Even though the divorce rate in the United States has leveled, the rate of divorce among baby boomers has increased over the last two decades. According to a study conducted by Bowling States University, the divorce rate among people age 50 and older has doubled in 20 years. Today, one out of four people age 50 and older are divorced, and in 1990 less than one in 10 people who were age 50 and older were divorced.
Rise in divorce among baby boomers at a later point in life is not explained by one factor but by many. The authors of the Bowling Green study believe that longer life spans and changing ideas about marriage have contributed to the rise in divorces among boomers. In an interview with CNN, one of the authors of the study said that boomers have "high expectations for what constitutes a good marriage" and because of that they look for "self-fulfillment and individual happiness in their relationships." As baby boomers reach retirement age and are no longer focused on the daily grind of work and on raising a family, many couples realize they have changed as individuals and may not want to spend their retirement with someone who no longer holds similar interests and goals.

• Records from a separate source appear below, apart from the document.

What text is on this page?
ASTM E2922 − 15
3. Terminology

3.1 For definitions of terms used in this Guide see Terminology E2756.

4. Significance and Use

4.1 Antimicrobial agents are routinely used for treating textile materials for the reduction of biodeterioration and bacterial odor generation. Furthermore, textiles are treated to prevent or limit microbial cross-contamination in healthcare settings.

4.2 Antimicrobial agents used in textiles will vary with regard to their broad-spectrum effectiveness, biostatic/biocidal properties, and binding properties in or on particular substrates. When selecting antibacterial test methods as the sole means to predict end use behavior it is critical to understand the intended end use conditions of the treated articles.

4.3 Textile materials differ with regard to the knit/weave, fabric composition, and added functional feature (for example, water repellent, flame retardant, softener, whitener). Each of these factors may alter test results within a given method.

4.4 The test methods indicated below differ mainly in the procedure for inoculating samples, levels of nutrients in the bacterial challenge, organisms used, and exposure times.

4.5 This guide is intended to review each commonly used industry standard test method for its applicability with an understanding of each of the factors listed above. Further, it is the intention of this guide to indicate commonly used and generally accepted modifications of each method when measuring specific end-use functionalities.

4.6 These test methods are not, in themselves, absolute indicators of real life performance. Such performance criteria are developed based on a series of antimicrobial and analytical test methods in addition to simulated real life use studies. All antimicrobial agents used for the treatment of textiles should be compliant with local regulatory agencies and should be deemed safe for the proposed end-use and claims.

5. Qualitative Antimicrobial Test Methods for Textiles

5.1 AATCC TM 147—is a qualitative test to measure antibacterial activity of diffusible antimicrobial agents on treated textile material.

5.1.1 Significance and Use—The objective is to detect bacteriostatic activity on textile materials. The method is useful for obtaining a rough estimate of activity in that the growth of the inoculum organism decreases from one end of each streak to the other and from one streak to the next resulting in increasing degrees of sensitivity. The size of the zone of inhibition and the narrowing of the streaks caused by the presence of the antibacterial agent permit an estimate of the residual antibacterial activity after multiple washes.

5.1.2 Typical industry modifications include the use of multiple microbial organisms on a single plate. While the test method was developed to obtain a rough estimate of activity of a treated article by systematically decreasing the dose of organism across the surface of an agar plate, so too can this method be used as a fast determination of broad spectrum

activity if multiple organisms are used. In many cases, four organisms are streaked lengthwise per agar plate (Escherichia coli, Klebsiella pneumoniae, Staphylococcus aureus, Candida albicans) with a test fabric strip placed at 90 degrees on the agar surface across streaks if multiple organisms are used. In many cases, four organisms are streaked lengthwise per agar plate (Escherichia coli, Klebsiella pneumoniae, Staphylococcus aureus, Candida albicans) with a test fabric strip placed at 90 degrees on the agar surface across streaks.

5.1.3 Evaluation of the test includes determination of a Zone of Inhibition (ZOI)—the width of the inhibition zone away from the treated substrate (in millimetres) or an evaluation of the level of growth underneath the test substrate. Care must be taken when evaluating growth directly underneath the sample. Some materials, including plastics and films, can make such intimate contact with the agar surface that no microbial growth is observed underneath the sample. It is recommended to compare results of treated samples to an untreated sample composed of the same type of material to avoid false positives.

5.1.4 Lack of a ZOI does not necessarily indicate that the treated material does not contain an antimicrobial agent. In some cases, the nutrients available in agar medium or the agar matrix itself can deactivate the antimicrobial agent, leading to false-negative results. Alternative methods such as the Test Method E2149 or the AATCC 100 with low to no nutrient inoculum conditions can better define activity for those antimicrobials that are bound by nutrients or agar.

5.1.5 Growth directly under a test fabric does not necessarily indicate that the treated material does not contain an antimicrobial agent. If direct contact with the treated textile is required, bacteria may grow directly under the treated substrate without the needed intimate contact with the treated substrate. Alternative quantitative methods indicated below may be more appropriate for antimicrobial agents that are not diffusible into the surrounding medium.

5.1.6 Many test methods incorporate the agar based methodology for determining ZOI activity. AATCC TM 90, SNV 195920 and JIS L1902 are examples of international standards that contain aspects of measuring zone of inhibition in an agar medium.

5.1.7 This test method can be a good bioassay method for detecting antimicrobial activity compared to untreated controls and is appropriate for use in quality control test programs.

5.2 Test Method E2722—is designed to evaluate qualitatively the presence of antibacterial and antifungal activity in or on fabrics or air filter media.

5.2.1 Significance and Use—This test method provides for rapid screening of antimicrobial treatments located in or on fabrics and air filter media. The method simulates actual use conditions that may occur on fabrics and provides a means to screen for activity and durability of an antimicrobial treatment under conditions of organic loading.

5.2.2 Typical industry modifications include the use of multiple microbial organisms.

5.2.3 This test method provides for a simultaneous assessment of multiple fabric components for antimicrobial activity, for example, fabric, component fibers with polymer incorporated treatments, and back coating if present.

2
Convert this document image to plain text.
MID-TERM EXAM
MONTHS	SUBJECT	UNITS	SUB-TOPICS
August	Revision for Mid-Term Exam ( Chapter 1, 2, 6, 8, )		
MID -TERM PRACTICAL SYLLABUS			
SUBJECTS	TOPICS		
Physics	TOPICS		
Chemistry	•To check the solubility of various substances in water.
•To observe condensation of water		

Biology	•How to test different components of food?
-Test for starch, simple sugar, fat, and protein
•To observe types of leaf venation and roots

For many the choice to divorce later in life provides the personal freedom to accomplish things many thought were not possible otherwise, such as learning a new hobby or traveling to a new place with someone who is equally as adventurous. However, divorce later in life raises important issues like financial concerns and failing health. Traditionally, spouses have relied on each other for financial support and support during illness especially during older age. But, boomers who divorce look to friends and family for that support, and they develop strategies of letting others know about their needs such as checking in with email or by cellphone.